Il y a sur Terre des mystères insondables, des phénomènes qui dépassent l’entendement. Sans aller vers la physique quantique, l’étude des mouvements tectoniques ou les coulisses des salles de marchés, il suffit d’analyser l’indifférence générale dont fait l’objet Radar Bros depuis ses débuts au mitan des années 90. Purement et simplement inexplicable. Pensez donc, déjà le cinquième album pour la troupe de Baja, en Californie, et toujours besoin d’une lampe spéléo pour trouver une ébauche d’écho médiatique digne de ce nom pour un groupe d’une telle importance. Et pourtant, de Grandaddy à Midlake, en passant par Sparklehorse, ces hérauts de la pop folk américaine en soie ont tous une ardoise plus ou moins conséquente chez Jim Putnam. Faut-il que le trio paie son désir de suggérer ? Doit-il traîner comme un boulet son choix de pop atmosphérique à l’heure où les guitares sont avides de sang ? Radar Bros préfère les planeurs aux gros porteurs, les palmes au jet-ski. Avancer intelligemment, sans bruit. Qui peut leur en vouloir ?

Auditorium est d’ores et déjà un classique de la discographie de la bande à Putnam. Mêmes ambiances nébuleuses que sur les précédentes livraisons, des plumes en guise de cordes vocales, des pianos translucides, des guitares de satin. On a beau connaitre tout ça sur le bout des doigts, on reste la bouche en « O », bras ballants et larme à l’œil à l’écoute de ces nouvelles chansons. Car même si la musique de Radar Bros est limpide et instantanément identifiable, l’effet produit est identique à chaque nouvelle livraison. Le cœur s’emballe, le temps s’arrête et le monde n’est plus qu’une lointaine rumeur.

La grande force de Jim Putnam réside, comme souvent dans le cas de ces groupes fantastiques, dans une écriture rigoureuse et qui semble pourtant tellement évidente. Impossible d’isoler ne serait-ce qu’une composition tant l’excellence prévaut sur toute la longueur de l’album.

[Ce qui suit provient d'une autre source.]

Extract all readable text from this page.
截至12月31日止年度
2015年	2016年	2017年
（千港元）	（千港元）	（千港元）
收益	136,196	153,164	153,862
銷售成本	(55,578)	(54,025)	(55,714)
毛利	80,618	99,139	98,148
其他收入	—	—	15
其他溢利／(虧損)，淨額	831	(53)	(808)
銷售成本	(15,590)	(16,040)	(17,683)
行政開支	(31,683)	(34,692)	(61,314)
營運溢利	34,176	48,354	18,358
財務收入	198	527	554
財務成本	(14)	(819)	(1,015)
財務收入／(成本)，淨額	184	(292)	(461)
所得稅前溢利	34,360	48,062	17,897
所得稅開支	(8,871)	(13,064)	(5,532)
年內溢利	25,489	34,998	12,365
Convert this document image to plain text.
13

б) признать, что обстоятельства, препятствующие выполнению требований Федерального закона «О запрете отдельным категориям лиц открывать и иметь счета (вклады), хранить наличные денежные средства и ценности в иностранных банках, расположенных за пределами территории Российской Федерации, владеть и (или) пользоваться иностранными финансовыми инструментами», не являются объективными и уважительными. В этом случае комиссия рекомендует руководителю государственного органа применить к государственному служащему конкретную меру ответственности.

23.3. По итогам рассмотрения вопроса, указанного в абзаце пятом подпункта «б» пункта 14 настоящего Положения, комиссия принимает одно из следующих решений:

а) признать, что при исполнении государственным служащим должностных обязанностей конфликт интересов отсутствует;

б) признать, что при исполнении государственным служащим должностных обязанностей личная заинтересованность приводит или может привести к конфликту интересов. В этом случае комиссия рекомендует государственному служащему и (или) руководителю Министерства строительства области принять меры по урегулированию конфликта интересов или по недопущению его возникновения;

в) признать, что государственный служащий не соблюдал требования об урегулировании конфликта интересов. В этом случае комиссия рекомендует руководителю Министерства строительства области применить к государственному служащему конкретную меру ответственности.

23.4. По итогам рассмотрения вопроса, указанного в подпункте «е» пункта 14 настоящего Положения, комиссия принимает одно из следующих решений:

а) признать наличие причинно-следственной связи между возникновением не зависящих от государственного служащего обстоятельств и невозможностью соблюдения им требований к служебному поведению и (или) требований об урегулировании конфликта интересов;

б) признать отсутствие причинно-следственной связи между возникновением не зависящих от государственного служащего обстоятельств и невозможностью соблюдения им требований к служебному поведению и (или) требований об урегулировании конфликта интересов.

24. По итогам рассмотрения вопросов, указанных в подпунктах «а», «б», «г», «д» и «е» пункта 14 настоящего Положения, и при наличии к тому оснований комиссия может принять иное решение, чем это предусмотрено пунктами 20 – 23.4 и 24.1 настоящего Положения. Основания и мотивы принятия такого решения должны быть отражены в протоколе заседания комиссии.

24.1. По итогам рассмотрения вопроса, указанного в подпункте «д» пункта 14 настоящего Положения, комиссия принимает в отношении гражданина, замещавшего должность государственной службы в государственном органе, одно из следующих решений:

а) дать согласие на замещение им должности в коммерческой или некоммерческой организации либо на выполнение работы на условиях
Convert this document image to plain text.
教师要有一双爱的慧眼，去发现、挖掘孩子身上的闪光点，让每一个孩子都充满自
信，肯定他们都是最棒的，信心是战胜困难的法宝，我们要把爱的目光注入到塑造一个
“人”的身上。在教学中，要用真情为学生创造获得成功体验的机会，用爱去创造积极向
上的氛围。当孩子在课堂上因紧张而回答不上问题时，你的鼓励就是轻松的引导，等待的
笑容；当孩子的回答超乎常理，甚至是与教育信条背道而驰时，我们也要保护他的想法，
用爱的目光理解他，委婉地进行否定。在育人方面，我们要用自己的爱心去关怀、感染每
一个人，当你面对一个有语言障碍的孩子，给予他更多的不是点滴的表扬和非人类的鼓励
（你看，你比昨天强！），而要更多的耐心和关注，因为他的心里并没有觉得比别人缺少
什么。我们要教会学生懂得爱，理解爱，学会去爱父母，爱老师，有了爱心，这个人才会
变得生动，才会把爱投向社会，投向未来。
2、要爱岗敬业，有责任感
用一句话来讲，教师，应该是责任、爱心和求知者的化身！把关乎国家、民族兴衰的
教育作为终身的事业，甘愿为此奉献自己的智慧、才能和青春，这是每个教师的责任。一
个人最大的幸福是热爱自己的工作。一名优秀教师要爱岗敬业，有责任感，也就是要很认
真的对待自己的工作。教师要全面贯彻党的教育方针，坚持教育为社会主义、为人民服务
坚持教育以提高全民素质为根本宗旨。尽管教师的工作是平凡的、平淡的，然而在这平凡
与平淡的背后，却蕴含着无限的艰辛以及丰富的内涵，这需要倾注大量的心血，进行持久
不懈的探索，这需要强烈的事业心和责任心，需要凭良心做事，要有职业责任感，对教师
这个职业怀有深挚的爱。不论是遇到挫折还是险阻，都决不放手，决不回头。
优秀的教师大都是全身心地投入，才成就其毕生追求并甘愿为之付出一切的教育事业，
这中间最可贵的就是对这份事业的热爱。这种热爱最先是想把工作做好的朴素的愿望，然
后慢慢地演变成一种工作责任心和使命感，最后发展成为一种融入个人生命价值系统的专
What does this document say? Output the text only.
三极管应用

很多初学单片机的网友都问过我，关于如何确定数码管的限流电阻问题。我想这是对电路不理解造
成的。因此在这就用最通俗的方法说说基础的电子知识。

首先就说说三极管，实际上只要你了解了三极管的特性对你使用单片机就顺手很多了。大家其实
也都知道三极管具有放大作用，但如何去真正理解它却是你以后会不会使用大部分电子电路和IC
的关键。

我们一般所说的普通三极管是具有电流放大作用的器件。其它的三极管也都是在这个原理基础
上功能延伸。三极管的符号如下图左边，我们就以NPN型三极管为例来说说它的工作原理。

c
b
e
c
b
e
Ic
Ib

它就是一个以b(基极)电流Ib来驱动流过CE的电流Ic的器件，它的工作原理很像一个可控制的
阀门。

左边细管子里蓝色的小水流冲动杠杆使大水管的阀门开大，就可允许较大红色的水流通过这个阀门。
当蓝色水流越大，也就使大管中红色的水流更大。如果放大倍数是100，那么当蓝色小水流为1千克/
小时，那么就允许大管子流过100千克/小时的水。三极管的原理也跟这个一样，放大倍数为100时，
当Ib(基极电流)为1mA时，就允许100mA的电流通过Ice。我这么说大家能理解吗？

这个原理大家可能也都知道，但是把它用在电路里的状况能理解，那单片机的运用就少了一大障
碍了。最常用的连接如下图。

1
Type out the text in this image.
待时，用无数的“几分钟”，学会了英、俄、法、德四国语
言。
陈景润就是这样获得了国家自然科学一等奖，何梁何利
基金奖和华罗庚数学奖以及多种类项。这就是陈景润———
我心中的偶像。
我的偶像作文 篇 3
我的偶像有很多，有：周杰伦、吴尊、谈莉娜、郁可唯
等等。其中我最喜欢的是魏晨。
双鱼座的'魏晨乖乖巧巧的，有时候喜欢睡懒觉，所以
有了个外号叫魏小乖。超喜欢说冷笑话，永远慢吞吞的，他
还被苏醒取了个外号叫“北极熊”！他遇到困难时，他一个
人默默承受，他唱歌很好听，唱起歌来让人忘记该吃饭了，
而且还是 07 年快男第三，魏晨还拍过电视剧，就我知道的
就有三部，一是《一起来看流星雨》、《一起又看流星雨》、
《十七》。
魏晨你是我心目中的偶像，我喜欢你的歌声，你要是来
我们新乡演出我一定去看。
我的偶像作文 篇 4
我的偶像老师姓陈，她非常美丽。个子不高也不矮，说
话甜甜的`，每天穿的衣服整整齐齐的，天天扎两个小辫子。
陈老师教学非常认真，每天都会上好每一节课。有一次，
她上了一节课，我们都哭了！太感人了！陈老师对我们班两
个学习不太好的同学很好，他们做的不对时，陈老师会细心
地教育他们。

Et puis il y a cette voix, noble et usée, comme en apesanteur au-dessus d’une ville dont le taux de pollution dépasserait tous les records.

Peut-être faudrait-il signaler un durcissement de ton sur quelques pièces, quelques riffs inquiets, génialement dosés, conférant une humeur bien sombre à cette musique qui respire habituellement l’hébétude. L’âge avançant, on sent bien qu’on n’en est plus à la déclaration d’amour simple et charmante. Le désarroi commence à percer, la solitude pèse sur les frêles épaules des musiciens. Et cette vulnérabilité assumée rend ces titres encore plus touchants. D’autant que la production maison est d’une précision stupéfiante, dosant chaque effet au micron près, et gommant au passage tout excès de lyrisme. Car, malgré un style qui glisserait bien vite vers l’emphase chez bon nombre de romantiques professionnels, Coldplay en tête, rien ne dégouline chez Radar Bros. L’émotion est toute entière portée par les chansons et leur simple exécution, jamais par le décorum.

Malgré tout, on sait qu’Auditorium rejoindra The Singing Hatchet, The Fallen Leaf Pages et leurs congénères, soit autant de merveilles cachées, au fond des bacs à soldes de disquaires sans scrupules. Mais cela n’effacera pas le bonheur brut ressenti à l’écoute de cette musique parfaite, comme toujours chez Radar Bros. Maudits soient les ignorants.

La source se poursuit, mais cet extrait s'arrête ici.